It's up to the VFS_NEWVNODE() implementation to accept a NULL dvp or not.

As long as the vnode is referred, see UDF_SET_SYSTEMFILE(), the vnode is kept
alive. If the last reference is dropped the vnode is recycled and disappears.

With regards,
Reinoud



Re: Anonymous vnodes?

2023-06-26 Thread Taylor R Campbell
> Date: Mon, 26 Jun 2023 18:13:17 -0400
> From: Theodore Preduta 
> 
> Is it possible to create a vnode for a regular file in a file system
> without linking the vnode to any directory, so that it disappears when
> all open file descriptors to it are closed?  (As far as I can tell, this
> isn't possible with any of the vn_* or VOP_* functions?)
> 
> If this idea is indeed not possible, should/could I implement something
> like this?  (If so, how?)
> 
> For context, I'm currently working on implementing memfd_create(2), and
> thought this might be a shortcut.  Otherwise, I'll have to implement it
> in terms of uvm operations (which is fine, just more work).
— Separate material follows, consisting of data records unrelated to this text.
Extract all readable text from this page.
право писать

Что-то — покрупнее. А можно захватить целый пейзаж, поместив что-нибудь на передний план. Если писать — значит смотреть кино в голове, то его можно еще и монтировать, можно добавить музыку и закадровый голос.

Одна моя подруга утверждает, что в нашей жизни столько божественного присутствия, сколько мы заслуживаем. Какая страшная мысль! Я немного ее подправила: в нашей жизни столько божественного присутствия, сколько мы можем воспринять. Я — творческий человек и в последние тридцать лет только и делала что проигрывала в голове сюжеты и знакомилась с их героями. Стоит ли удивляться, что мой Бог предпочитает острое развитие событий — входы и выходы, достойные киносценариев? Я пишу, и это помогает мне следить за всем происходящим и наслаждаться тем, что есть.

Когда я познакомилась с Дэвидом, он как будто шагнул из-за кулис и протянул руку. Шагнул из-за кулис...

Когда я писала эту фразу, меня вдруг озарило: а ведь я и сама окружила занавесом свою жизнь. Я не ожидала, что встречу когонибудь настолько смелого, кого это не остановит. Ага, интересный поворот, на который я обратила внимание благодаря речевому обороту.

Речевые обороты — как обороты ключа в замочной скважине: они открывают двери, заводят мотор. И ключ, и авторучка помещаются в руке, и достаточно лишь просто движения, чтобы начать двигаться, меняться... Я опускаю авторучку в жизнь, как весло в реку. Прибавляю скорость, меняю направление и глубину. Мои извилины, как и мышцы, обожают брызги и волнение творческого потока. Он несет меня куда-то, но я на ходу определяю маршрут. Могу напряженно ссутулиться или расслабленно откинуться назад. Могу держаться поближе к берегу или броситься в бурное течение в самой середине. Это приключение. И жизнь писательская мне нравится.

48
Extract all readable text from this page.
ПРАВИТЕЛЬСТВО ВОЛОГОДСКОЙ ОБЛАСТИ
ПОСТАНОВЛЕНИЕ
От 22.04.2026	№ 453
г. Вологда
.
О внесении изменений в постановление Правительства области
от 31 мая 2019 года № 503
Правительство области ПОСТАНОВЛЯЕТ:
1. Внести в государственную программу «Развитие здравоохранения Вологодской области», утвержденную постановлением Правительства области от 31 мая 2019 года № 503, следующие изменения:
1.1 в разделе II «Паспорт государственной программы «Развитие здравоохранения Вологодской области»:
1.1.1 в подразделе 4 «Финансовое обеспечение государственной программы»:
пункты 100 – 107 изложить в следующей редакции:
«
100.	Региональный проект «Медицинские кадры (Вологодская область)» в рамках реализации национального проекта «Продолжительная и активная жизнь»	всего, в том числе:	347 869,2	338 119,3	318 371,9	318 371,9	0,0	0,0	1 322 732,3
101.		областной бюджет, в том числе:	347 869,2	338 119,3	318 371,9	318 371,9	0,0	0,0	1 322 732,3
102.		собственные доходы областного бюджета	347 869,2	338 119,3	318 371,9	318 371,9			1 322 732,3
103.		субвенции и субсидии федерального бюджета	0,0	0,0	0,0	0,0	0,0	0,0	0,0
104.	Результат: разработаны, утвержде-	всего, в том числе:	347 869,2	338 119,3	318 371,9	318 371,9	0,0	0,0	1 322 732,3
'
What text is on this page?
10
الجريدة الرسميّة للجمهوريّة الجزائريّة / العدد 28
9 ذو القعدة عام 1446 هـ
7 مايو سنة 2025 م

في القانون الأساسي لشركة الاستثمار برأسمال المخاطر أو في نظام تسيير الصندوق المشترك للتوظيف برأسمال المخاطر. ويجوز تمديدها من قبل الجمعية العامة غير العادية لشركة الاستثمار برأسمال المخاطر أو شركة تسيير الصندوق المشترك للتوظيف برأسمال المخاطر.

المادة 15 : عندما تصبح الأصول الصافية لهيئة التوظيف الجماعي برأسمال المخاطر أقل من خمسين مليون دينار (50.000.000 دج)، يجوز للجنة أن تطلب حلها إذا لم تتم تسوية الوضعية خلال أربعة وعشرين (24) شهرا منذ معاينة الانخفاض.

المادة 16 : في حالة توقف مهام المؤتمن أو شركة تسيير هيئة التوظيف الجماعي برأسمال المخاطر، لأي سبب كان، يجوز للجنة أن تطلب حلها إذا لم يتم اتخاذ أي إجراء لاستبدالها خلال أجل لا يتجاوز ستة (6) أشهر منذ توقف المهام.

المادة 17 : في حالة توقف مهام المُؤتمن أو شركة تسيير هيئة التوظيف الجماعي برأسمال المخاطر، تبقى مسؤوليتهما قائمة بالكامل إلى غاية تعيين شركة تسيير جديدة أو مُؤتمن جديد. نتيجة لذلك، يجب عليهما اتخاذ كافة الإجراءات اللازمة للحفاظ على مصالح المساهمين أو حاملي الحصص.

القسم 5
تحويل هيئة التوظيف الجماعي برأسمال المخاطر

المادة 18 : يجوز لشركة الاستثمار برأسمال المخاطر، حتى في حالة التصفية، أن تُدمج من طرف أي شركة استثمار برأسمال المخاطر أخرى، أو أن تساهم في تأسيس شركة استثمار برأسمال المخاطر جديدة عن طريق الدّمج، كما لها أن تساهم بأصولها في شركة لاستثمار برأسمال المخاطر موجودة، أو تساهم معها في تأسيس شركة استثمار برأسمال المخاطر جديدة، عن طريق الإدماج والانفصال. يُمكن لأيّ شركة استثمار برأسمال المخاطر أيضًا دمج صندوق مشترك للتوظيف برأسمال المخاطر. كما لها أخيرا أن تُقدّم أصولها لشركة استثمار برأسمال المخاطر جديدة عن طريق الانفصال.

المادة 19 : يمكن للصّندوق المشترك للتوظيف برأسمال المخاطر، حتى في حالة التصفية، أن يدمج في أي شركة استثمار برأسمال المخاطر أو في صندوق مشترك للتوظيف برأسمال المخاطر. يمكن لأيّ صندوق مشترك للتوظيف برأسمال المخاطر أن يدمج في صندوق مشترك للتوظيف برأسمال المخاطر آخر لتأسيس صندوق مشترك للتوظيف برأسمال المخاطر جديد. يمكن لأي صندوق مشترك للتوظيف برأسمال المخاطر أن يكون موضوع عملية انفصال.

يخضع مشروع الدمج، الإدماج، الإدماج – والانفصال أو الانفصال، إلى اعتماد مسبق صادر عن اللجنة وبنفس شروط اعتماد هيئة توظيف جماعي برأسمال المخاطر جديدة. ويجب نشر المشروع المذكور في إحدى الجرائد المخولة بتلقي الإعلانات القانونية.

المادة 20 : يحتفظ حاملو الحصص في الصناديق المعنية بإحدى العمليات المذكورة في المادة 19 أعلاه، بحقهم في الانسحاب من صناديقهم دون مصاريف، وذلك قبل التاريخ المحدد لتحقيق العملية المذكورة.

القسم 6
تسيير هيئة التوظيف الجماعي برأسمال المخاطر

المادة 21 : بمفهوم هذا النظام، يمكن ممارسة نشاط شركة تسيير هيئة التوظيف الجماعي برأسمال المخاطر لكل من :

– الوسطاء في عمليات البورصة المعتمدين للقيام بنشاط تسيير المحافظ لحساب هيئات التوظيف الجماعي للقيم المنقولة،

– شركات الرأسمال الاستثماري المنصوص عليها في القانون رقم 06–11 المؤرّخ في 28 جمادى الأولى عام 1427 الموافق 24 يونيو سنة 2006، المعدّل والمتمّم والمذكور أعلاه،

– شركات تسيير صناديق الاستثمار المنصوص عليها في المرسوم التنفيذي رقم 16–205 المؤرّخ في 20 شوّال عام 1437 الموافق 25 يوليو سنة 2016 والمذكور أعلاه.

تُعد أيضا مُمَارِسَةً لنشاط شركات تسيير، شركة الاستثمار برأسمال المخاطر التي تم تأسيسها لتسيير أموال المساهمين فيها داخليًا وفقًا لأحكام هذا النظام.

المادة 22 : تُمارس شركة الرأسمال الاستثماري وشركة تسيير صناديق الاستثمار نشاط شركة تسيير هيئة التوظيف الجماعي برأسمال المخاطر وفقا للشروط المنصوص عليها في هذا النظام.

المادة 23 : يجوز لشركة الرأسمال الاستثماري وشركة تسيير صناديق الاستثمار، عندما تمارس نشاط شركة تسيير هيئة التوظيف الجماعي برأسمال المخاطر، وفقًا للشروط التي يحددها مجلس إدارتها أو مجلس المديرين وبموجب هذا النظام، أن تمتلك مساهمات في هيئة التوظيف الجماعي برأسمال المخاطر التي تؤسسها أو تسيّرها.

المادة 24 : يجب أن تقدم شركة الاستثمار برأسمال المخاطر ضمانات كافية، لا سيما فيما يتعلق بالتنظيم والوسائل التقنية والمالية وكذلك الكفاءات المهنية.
For a syscall, you should implement it in terms of uvm anonymous
objects:

- memfd_create: fd_allocfile, uao_create
- .fo_close: uao_detach
- .fo_read/write: ubc_uiomove
  (tricky bit: if the offset pointer is >f_offset, you must
  acquire and release fp->f_lock around it)
- .fo_mmap: just take a reference and return the object

Should be easy, and similar to what kern_ksyms.c already does.  No
need for vnodes to be involved at all.


Re: Anonymous vnodes?

2023-06-26 Thread RVP

On Mon, 26 Jun 2023, Theodore Preduta wrote:


Is it possible to create a vnode for a regular file in a file system
without linking the vnode to any directory, so that it disappears when
all open file descriptors to it are closed?  (As far as I can tell, this
isn't possible with any of the vn_* or VOP_* functions?)

If this idea is indeed not possible, should/could I implement something
like this?  (If so, how?)



You could extend what shm_open() currently does on NetBSD: create a
unique temp. file in /var/shm; immediately unlink it, return the fd.

-RVP



Re: Anonymous vnodes?

2023-06-26 Thread Jason Thorpe


> On Jun 26, 2023, at 3:13 PM, Theodore Preduta  wrote:
> 
> Is it possible to create a vnode for a regular file in a file system
> without linking the vnode to any directory, so that it disappears when
> all open file descriptors to it are closed?  (As far as I can tell, this
> isn't possible with any of the vn_* or VOP_* functions?)

There isn't a general way to do this.

> For context, I'm currently working on implementing memfd_create(2), and
> thought this might be a shortcut.  Otherwise, I'll have to implement it
> in terms of uvm operations (which is fine, just more work).

Seems like these objects should be implemented above the file system ... just 
create a new descriptor type and interface directly with UVM.

-- thorpej



Anonymous vnodes?

2023-06-26 Thread Theodore Preduta
Is it possible to create a vnode for a regular file in a file system
without linking the vnode to any directory, so that it disappears when
all open file descriptors to it are closed?  (As far as I can tell, this
isn't possible with any of the vn_* or VOP_* functions?)

If this idea is indeed not possible, should/could I implement something
like this?  (If so, how?)

For context, I'm currently working on implementing memfd_create(2), and
thought this might be a shortcut.  Otherwise, I'll have to implement it
in terms of uvm operations (which is fine, just more work).

Thanks,

Theo(dore)